I am wondering how to draw these multiple bootstrap curves in R. The codes of mine is like
dat2 <- read.delim("bone.data", sep ="\t", header= TRUE)
y <- dat2[,4]
x <- dat2[,2]
plot(x,y,xlab="age",ylab="BMD",col=ifelse(dat2[,3]=="female","red","blue"))
The multiple Bootstrap Curves are like Fig 8.2 bottom left one in this book. ESL
And the data named Bone Mineral Density could be get from this website: data
The direct link to the file being: here
You can plot a spline curve using smooth.spline
and lines
:
plot.spline = function(x, y, ...) {
s = smooth.spline(x, y, cv=TRUE)
lines(predict(s), ...)
}
So to perform bootstrapping, as per the instructions in the book, you sample random rows from the data with replacement, and call plot.spline
on the resampled data:
bootstrap.curves = function(dat, nboot, ...) {
for (i in 1:nboot) {
subdata = dat[sample(NROW(dat), replace=TRUE), ]

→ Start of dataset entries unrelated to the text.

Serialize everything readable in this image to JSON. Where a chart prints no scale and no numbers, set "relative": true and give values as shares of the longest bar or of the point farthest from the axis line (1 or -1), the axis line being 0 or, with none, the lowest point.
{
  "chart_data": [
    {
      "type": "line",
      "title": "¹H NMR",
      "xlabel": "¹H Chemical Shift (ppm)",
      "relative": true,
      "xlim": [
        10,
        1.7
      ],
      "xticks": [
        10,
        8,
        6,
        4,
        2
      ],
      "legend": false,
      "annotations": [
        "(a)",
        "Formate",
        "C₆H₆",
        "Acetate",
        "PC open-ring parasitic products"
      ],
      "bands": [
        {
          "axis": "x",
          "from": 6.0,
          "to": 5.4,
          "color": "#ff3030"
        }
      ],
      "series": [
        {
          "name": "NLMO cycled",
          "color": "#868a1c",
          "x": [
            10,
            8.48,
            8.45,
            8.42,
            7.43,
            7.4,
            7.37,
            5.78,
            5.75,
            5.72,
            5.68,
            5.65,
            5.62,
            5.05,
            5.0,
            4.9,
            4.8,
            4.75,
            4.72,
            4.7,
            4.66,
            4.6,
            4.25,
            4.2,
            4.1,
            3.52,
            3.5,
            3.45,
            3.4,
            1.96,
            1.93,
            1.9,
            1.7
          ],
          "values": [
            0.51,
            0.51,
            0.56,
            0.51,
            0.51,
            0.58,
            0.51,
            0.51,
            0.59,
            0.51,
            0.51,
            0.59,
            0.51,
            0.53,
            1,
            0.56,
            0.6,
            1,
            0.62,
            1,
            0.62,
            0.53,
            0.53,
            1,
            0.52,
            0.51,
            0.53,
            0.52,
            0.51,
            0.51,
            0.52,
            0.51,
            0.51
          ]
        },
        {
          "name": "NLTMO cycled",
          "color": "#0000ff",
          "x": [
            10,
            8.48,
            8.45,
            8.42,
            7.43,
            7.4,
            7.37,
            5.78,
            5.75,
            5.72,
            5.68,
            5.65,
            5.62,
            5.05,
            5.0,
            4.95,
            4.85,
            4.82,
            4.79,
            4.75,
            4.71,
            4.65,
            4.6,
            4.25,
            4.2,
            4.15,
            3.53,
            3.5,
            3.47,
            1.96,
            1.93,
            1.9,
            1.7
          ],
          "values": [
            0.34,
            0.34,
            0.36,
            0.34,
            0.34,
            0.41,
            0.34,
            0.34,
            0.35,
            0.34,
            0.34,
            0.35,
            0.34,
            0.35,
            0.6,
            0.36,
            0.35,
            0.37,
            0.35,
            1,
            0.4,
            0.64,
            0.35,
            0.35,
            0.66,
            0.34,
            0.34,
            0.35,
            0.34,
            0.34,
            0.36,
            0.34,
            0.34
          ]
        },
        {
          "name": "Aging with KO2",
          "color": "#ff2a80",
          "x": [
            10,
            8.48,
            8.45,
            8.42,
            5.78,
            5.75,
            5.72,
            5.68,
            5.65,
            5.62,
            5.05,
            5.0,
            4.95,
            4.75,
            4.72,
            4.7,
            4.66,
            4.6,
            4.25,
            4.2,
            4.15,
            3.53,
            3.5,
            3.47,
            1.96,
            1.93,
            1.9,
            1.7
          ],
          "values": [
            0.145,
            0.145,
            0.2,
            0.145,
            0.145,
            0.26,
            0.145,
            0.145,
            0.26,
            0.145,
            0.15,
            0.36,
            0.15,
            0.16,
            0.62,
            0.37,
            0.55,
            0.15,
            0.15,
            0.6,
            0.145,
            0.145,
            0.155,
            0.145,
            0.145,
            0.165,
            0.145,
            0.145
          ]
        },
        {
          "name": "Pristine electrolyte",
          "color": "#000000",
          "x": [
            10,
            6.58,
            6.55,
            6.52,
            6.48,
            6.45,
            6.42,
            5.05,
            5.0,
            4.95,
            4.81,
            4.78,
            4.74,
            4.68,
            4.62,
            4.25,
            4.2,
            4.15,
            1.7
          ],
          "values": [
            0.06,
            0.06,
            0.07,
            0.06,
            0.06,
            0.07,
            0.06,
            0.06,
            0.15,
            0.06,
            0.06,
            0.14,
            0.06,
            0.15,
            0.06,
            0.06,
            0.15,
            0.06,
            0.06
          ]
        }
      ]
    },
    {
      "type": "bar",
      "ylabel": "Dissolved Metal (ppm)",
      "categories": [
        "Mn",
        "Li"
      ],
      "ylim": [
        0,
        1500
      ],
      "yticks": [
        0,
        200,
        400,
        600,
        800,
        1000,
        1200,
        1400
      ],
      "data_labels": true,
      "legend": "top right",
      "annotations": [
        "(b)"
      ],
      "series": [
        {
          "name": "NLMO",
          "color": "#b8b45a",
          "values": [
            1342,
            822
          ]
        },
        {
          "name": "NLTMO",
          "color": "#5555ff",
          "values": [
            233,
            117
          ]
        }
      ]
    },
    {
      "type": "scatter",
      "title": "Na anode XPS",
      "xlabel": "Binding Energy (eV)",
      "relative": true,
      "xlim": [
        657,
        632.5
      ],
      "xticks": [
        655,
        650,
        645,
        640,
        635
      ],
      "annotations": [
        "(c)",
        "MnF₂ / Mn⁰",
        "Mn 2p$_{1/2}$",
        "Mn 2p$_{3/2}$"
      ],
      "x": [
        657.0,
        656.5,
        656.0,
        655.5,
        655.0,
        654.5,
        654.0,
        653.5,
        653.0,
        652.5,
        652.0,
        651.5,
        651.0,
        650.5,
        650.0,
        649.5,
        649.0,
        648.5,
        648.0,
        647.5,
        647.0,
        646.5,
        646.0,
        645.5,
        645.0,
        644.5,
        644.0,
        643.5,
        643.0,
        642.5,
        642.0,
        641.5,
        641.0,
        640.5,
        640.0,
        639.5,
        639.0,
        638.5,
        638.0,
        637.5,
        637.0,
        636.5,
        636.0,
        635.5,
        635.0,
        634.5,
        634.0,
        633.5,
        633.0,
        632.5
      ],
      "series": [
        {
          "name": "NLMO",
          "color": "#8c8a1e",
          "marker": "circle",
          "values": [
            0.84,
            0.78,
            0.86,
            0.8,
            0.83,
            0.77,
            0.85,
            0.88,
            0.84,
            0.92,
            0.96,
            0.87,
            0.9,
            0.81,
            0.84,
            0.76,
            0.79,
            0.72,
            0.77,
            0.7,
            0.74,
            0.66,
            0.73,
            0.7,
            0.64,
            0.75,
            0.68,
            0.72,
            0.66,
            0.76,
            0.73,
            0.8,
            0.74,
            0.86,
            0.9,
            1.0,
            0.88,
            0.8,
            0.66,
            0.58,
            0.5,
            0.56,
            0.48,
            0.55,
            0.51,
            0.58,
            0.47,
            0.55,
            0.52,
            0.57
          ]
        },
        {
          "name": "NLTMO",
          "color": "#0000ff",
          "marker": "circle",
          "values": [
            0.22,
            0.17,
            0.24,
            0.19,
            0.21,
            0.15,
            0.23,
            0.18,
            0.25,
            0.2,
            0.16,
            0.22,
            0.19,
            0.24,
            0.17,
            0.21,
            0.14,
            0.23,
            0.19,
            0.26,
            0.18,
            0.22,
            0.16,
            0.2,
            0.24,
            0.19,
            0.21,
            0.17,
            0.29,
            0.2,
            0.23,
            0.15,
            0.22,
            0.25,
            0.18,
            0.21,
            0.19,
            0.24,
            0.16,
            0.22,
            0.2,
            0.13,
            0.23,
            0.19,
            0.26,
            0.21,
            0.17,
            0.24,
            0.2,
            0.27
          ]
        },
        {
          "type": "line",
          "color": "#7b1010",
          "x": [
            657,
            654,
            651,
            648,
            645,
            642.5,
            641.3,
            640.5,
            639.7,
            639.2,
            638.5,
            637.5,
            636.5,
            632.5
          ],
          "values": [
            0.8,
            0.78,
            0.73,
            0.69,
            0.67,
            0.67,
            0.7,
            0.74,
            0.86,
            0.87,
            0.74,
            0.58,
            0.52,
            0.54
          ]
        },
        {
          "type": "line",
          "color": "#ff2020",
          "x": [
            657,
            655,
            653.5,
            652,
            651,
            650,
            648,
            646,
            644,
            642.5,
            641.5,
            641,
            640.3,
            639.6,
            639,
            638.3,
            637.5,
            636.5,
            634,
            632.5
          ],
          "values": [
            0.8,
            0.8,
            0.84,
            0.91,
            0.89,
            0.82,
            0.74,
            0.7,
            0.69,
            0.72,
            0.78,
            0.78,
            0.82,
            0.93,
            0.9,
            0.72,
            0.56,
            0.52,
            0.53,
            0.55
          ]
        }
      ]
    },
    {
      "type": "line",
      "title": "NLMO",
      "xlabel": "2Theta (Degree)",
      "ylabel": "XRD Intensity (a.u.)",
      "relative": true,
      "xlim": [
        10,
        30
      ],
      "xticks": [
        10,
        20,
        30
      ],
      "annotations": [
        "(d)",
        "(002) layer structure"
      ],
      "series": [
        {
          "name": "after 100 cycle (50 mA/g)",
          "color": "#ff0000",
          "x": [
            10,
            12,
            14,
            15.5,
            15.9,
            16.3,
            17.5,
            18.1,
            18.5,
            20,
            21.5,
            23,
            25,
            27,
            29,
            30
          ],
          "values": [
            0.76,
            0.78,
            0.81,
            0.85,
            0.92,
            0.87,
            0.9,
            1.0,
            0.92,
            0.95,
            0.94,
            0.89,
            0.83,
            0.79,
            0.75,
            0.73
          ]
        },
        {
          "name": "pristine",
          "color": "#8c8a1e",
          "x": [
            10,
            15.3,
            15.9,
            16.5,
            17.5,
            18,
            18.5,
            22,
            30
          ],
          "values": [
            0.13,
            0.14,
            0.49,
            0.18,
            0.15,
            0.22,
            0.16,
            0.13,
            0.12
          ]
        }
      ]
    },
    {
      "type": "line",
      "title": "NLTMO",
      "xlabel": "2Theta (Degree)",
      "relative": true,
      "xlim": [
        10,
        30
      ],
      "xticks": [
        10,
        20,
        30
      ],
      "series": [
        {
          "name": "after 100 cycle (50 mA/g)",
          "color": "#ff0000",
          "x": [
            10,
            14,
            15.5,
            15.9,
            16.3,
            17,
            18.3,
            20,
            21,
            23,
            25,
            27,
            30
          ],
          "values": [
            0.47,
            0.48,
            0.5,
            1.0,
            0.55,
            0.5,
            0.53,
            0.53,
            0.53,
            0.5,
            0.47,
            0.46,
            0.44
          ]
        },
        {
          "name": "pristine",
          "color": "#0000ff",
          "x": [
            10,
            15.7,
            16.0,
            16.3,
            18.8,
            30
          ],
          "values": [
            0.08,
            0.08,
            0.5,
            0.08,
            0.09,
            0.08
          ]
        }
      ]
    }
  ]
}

plot.spline(subdata$age, subdata$spnbmd, ...)
}
}
You can thus use this function to run separate plots for male and female:
bootstrap.curves(dat2[dat2$gender == "female", ], 10, col="red")
bootstrap.curves(dat2[dat2$gender == "male", ], 10, col="blue")
End result:
Note: This code will produce a number of warnings (not errors) that look like:
1: In smooth.spline(x, y, cv = TRUE) :
crossvalidation with non-unique 'x' values seems doubtful
This is because of the bootstrap resampling. smooth.spline
uses cross validation to decide on the number of degrees of freedom to give a spline, but it prefers not to do so with duplicate x
values (as there effectively always will be with bootstrap resampling). You could get around this by choosing your own number of degrees of freedom, but this is probably fine for this purpose.